DangerousDan
A problem with Lower, as far as I can establish, has been the lack of any group to fill the void the Tigereyes left. (Bear with me, as this all happened before my time.) There are plenty of interesting factions players can join, indeed, but none currently with strength enough to make things interesting. Shortly, things are increadably disperate. With the arrival fo the Tribe of the Blade, I'd hoped that they'd quickly arrive to fill the gap the Tigers left, but sadly that'd been a slower process, and a lot of the faction are dead, I understand. Whether the slowness of intergration is by the will of players or DMs, I don't know, but my feeling at the moment would be that Lower needs to have some faction solidarity of some shape or form if it is to attract newer players.More on this later.
-DD
I laughed milk out my nose.
I talked to Crosswind about this issue, he said essentially that Worn was one of the groups with the allies to fulfill the Tigereye void.
So I must again point out, there are groups with an interest to control Lower Sanctuary.
And I mean GROUPS not charactes. These GROUPS should be locating characters that align to their motives, goals, and agendas and be offering them more and more support to affect things.
Sure, let the player "gang" form or the player "demogogue" strut his stuff--but there are power brokers in Sanctuary, interest groups, citizen constituencies that should be aligning themselves with players and I do not see this happening.
To create a living and breathing world, the background characters need to do things otherwise you create a strange picture where one PC can claim that the rothe herd is depleted in the Underdark and soon Sanctuary will starve to death entirely and then dozens of PCs pick up on that idea. When the reality is that 90% of the city eats rats, not rothe--and the herds are doing great. The imbalance occurs because their is no Commoner saying "You hear the gonzos claiming the rothe are going extinct cause of over eating? We got nothing to eat down here but rat!" or "Bhast is the Mayor now? What crap is that? Good thing LOCAL GANG LEADER never sold out, me and the boys are ready to fight beside him now!" or conversely "Damn, LOCAL GANG LEADER still hates Bhast? No one down here hates him."

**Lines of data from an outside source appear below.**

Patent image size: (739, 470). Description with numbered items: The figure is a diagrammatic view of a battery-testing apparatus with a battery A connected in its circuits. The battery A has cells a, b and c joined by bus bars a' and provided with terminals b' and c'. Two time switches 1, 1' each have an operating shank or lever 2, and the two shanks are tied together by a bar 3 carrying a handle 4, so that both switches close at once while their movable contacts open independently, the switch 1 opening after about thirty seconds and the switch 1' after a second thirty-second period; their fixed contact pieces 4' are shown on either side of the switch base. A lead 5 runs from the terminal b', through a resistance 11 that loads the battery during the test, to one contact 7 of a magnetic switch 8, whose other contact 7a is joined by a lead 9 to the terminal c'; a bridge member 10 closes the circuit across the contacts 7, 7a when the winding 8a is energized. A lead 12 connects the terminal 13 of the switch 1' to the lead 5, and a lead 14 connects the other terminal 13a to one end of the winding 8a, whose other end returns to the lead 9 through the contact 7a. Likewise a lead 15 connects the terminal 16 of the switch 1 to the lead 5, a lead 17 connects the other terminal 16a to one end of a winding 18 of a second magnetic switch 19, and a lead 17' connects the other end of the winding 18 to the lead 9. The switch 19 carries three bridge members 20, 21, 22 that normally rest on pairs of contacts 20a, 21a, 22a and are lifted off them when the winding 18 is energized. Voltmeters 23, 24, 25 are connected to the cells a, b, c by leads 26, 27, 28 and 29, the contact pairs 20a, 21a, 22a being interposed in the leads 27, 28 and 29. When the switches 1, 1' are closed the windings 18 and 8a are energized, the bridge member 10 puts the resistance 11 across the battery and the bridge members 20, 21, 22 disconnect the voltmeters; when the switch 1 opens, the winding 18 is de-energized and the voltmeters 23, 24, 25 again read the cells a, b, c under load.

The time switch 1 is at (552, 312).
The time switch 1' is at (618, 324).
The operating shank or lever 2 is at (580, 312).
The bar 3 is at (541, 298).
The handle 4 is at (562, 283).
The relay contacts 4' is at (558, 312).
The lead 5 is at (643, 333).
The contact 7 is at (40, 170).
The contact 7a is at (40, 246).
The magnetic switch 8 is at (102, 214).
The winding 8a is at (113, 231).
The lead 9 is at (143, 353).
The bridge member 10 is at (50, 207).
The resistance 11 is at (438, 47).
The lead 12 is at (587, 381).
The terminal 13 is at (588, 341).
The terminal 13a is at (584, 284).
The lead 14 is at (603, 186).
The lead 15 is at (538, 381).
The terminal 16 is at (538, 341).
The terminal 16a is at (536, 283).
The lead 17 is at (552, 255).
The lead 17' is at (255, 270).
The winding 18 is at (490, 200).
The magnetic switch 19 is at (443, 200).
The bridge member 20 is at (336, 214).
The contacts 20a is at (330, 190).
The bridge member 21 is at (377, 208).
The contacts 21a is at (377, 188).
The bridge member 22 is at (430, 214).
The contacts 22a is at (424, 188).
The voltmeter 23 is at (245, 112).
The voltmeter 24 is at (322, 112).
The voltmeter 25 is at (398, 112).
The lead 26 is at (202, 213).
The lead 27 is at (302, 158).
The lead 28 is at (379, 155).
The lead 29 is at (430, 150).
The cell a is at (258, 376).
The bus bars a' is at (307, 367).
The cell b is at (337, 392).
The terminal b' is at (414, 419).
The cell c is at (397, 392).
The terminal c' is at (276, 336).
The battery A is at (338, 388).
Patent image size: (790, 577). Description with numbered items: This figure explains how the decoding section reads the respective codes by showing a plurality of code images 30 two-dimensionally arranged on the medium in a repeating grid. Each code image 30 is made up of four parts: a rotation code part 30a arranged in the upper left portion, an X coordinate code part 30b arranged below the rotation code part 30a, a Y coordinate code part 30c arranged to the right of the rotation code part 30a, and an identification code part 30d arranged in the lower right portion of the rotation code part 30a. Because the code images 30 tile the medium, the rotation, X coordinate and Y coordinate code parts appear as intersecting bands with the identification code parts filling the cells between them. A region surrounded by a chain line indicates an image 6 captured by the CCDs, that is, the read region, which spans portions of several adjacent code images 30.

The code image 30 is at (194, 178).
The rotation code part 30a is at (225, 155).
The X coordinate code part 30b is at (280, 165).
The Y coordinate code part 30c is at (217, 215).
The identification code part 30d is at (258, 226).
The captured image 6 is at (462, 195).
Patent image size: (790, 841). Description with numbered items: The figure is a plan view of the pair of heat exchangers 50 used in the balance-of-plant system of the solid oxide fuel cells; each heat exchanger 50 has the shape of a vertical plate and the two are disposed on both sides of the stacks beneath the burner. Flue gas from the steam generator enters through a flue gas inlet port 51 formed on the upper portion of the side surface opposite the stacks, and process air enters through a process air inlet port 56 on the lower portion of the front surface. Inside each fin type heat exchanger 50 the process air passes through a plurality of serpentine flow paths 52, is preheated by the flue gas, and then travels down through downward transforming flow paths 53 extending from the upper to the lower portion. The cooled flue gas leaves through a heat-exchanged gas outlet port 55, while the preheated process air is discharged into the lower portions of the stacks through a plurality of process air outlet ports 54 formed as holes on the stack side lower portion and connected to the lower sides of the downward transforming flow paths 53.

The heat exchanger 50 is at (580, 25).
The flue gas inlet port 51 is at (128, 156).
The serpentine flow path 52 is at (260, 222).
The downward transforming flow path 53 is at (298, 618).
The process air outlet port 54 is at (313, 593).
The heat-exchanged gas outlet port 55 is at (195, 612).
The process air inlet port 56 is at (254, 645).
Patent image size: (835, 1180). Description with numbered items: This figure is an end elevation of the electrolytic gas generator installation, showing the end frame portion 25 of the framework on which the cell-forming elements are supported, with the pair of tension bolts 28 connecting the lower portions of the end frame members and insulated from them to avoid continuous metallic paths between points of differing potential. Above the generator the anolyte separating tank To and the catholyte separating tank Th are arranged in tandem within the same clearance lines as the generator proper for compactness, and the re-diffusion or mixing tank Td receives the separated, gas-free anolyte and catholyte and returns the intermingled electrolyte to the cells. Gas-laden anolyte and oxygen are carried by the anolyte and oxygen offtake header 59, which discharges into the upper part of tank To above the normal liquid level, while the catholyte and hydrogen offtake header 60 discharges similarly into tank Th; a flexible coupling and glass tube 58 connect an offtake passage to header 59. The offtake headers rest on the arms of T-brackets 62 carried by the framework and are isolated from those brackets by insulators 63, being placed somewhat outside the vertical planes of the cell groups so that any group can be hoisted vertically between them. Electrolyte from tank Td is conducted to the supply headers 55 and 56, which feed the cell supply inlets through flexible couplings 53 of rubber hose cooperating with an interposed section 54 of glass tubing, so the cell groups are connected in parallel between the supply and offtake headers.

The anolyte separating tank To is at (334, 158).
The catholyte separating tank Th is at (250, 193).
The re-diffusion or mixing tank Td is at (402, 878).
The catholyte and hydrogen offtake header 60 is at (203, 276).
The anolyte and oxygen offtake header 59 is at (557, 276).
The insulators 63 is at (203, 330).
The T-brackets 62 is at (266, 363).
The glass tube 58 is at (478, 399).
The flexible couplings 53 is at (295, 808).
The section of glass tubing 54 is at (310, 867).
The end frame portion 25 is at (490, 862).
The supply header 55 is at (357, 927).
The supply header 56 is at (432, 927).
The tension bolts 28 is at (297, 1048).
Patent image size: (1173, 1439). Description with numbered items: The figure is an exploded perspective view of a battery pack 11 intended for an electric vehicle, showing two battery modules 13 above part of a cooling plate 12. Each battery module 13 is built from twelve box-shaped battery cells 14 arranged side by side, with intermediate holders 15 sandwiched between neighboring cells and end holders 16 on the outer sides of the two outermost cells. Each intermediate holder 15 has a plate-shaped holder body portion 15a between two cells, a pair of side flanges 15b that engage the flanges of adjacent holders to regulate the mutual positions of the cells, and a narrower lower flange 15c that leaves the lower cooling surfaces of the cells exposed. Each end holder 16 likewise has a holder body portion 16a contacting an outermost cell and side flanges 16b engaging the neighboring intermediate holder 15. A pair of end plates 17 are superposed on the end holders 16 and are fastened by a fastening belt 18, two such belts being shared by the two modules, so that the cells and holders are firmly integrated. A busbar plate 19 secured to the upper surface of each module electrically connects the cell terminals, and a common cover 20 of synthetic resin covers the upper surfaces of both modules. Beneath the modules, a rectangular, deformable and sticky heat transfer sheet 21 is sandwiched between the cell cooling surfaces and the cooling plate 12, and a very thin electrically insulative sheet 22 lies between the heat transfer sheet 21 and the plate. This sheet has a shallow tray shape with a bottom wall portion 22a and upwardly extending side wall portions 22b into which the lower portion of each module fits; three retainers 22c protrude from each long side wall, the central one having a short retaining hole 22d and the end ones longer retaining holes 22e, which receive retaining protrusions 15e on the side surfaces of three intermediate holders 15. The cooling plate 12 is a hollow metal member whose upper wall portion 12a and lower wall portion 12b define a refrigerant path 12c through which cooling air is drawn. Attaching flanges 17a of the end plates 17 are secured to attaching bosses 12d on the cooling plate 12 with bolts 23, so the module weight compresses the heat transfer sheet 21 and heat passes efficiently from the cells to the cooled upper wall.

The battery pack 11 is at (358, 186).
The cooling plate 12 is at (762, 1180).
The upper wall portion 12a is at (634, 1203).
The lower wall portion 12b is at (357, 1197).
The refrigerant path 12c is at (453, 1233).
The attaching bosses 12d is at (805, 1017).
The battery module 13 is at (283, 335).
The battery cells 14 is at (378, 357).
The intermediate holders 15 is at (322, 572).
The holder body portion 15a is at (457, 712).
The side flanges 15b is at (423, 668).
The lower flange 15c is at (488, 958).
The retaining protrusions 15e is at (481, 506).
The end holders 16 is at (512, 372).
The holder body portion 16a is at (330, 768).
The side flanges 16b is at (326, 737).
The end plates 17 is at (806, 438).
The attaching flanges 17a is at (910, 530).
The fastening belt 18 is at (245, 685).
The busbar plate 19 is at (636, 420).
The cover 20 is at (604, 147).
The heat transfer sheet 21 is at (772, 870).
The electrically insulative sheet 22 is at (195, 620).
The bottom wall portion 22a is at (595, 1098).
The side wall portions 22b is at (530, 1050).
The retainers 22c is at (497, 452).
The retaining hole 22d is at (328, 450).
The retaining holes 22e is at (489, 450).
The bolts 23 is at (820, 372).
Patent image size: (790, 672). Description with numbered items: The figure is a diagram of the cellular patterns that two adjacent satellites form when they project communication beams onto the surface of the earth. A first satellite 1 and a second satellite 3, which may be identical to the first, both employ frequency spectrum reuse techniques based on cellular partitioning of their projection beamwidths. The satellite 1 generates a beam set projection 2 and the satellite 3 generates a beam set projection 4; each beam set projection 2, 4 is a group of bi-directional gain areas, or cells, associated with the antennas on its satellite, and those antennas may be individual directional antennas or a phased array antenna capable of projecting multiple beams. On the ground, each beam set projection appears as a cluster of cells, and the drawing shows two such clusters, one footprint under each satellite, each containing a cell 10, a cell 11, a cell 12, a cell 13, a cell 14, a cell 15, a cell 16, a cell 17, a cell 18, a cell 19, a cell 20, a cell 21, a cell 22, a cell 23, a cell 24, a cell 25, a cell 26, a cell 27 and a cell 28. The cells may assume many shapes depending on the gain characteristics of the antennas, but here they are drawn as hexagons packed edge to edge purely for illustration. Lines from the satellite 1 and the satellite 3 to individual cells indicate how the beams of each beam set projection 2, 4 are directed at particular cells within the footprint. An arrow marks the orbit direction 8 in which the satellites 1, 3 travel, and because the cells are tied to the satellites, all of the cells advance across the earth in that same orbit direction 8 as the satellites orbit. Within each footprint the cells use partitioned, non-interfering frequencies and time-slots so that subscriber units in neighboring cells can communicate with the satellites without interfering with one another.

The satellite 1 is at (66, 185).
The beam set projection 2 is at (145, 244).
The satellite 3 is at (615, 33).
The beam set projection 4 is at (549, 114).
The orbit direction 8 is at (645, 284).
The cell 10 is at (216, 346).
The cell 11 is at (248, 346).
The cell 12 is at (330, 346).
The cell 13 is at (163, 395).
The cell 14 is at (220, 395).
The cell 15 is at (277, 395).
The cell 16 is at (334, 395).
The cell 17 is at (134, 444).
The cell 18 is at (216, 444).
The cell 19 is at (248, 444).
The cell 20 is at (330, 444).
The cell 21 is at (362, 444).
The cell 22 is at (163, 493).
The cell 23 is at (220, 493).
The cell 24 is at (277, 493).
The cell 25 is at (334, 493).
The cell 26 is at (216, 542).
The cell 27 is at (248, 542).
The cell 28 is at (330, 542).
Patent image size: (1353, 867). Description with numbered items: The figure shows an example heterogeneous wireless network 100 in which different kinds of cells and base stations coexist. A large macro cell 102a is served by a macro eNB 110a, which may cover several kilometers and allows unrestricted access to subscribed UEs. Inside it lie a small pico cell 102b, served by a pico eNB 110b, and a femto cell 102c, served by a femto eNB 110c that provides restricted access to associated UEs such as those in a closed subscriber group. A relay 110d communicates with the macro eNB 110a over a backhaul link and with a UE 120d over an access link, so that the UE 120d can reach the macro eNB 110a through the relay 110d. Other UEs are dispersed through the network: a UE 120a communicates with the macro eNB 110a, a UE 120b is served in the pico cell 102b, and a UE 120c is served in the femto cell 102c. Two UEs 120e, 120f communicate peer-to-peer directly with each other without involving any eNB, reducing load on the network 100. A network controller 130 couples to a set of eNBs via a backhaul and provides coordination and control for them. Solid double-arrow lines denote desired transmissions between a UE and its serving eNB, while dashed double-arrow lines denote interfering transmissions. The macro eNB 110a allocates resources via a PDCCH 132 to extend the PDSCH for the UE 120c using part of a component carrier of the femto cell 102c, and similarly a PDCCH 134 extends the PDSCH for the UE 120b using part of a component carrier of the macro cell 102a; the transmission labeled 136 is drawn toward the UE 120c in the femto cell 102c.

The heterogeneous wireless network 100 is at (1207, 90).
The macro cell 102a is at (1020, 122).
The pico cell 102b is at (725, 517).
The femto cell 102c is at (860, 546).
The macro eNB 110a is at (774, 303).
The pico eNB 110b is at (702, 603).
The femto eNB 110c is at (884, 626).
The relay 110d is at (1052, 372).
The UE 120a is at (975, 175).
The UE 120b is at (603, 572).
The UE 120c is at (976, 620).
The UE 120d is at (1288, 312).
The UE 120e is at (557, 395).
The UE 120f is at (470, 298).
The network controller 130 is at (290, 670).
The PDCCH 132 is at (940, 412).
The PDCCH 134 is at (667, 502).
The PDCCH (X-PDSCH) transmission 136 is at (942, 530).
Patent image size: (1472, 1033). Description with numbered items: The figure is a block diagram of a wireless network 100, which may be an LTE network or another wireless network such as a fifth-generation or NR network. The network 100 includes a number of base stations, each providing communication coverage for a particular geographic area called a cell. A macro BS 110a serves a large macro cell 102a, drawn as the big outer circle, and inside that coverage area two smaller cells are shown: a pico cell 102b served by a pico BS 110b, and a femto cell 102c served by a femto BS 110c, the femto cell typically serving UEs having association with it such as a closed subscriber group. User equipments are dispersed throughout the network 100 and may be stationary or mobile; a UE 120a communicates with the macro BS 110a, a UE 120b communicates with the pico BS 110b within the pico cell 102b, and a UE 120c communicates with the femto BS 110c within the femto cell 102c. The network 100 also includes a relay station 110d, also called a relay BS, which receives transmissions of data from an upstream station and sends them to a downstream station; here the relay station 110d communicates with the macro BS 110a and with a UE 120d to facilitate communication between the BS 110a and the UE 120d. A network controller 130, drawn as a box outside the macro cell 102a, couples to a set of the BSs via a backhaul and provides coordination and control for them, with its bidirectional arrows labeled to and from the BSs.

A simple script, which can be attached to various NPCs can accomplish amazing feats if its tied into a listener device and a data base.
Then create a number of citizens for various neighborhoods who read database statements--spoken by DMs in a special DM location.
You can have Disgruntled Upper Citizens--with more appearing or disappearing depending on how the citizens in Upper view current events. Content Citizens who are very happy. Then regular citizens--each with its own database of comments on what is happening in the city and how they view/understand it.
Do the same thing in Lower, and in Sewertown. Then players can try to affect these sentiments.
With ever PC election, there is a spate of "I'm for the necromancy laws! I'm for clarifying weapon laws!" I always go, well does the average voting citizen give a damn? Typically, voters care about --tax raises, allocation of government funds--moral issues hardly matter, weapon laws only affect adventurers who form what % of the population?
I'd like to see more demographic information reflected in game essentially.